Şintoizm: Dünyanın en eski dinleri arasında yer alan Şintoizm M.Ö.VII yy kadar eskiye
dayanır. Japonların Milli Dini karekterini sergilemektedir. Japoncada karşılığı Kami-Nomiçi
'dir ( Tanrıların Yolu).. Şintoizm 'in geçirdiği safhalar üç devrede incelenir. Bunlar ;
1 - Mitolojik dönemlerde başlayan ve Budizm 'in Japonya 'ya girişine kadar devam eden
dönem(MS 552)
2 - Budizm, Şintoizm mücadeşlesinin kızıştığı 9.yy kadar süren dönem.
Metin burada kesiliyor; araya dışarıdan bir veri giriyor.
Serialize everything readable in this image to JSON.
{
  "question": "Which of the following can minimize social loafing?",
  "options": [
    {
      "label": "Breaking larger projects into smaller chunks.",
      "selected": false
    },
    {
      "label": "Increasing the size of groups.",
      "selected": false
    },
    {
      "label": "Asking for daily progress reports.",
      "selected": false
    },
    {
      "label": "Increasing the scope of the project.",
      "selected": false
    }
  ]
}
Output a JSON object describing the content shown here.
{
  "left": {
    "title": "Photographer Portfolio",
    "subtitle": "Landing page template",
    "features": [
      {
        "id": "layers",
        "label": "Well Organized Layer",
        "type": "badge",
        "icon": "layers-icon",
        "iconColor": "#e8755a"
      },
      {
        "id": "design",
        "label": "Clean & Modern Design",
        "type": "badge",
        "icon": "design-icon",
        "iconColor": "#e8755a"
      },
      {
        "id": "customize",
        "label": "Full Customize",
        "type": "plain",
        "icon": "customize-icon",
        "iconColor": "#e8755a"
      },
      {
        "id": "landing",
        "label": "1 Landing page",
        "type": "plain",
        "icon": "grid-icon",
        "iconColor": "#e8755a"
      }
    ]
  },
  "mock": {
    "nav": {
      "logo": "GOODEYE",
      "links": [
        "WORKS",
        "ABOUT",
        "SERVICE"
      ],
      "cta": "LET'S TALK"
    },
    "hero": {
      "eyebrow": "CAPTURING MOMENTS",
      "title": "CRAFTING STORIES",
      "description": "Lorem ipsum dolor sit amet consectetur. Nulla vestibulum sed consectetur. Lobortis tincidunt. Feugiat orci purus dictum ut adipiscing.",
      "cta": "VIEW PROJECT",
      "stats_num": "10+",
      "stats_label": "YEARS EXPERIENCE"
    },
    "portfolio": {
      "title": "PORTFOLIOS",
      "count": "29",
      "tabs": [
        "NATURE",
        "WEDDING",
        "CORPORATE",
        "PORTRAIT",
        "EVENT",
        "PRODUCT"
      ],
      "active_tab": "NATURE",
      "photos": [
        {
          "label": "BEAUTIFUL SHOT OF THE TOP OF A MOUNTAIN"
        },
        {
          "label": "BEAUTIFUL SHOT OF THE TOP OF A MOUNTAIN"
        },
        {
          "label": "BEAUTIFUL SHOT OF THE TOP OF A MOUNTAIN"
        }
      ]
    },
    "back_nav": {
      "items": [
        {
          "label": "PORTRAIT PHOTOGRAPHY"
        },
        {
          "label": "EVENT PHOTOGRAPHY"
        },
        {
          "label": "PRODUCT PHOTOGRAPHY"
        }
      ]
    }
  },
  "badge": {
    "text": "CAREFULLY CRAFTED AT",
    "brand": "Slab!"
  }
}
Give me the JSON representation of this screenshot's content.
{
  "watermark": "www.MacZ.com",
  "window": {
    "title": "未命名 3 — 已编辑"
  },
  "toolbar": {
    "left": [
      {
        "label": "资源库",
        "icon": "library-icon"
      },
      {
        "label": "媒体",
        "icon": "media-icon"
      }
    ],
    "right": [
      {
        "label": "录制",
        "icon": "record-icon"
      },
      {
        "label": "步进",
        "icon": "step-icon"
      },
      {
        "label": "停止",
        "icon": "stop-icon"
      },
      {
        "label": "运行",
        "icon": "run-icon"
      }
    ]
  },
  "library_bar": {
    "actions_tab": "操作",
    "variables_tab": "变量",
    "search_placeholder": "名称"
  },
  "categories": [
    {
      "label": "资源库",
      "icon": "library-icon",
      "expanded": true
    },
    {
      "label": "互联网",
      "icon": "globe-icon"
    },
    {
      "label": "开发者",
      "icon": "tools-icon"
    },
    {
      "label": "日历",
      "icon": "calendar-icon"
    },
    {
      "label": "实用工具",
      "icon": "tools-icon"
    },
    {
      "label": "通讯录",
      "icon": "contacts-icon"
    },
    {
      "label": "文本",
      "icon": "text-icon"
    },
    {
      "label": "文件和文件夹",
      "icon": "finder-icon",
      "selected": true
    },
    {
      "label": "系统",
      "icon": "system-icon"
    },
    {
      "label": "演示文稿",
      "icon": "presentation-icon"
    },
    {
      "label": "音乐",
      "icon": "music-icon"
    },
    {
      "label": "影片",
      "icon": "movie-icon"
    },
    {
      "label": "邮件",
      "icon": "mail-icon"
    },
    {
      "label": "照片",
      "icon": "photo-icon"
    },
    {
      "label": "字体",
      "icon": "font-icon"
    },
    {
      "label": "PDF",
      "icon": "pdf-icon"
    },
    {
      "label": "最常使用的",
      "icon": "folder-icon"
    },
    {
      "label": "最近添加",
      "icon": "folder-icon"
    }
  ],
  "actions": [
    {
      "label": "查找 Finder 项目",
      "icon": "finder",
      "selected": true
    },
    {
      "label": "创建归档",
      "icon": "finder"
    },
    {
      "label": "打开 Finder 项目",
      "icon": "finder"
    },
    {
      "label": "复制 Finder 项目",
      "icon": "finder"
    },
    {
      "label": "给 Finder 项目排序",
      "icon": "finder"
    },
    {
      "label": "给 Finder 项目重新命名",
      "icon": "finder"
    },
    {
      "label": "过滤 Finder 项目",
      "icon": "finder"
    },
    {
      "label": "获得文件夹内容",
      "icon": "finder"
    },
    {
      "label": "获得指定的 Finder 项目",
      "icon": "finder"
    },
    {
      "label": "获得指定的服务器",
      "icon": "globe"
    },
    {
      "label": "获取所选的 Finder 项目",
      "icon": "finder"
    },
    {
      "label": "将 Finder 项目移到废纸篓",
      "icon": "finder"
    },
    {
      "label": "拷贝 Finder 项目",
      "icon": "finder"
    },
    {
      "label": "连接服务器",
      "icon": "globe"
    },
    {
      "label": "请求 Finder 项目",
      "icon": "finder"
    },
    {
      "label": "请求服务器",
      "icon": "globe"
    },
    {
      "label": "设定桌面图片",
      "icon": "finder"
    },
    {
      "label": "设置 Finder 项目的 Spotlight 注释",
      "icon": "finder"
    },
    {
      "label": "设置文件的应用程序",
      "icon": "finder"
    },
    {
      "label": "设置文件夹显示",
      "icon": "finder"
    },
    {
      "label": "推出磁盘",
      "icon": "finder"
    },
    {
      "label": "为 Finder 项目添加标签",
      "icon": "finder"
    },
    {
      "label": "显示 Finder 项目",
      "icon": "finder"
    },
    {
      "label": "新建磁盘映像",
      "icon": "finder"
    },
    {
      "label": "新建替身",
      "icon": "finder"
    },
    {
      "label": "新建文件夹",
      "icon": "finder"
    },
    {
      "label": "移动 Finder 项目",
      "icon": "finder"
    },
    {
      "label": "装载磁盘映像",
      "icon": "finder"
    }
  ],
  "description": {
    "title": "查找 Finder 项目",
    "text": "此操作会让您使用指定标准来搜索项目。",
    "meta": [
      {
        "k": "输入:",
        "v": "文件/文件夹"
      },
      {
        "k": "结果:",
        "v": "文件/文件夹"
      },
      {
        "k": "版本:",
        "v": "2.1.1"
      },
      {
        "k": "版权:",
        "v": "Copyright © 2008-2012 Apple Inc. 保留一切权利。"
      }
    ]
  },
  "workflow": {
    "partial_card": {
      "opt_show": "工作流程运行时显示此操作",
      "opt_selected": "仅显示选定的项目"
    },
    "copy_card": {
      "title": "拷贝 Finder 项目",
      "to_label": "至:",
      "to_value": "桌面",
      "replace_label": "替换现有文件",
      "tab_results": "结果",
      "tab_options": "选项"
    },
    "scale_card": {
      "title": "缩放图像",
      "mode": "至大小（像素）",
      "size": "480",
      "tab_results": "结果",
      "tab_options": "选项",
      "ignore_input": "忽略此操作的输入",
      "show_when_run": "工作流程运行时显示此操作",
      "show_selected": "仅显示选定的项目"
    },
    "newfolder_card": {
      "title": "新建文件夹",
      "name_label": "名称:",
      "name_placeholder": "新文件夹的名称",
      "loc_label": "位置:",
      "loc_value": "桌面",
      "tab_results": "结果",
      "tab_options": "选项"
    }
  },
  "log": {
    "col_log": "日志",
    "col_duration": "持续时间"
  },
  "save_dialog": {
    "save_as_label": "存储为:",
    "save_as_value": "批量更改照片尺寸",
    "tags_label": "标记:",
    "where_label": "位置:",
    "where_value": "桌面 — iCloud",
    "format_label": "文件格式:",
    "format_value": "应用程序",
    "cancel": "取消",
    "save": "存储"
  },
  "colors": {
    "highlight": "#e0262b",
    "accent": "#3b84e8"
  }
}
3 - Şintoizm 'le Budizm 'in birbirinden ayrıldığı,1192 'den 1868 reformuna kadar devam eden
dönem.
Şintoizm 'in 2 temel özelliği kısaca;
-Milli bir dindir
-Tabiata tapmaya önem verir.

Taoizm: Kurucusu Lao-Tzu (604 BC)’dur. İsminin kelime anlamı "yaşlı-genç" olan Lao-Tzu,
"Yaşlı Filozof" olarak da bilinir.

Feng Shui: Çince rüzgar ve su anlamına gelen Feng Shui, insanlar ve çevreleri arasındaki
ilişkiyi konu alan bir Doğu felsefesidir. Geçmişi 3000 yıldan çok daha eskilere dayanan bu
"mekan düzenleme sanatı", doğa ile insan arasında bir denge ve uyum yaratmayı hedefliyor.
Hem doğaya hem de kendilerine yabancılaşan metropol insanlarına, yeniden dinginliği,
huzuru ve rahatı anımsatıyor, yaşatıyor.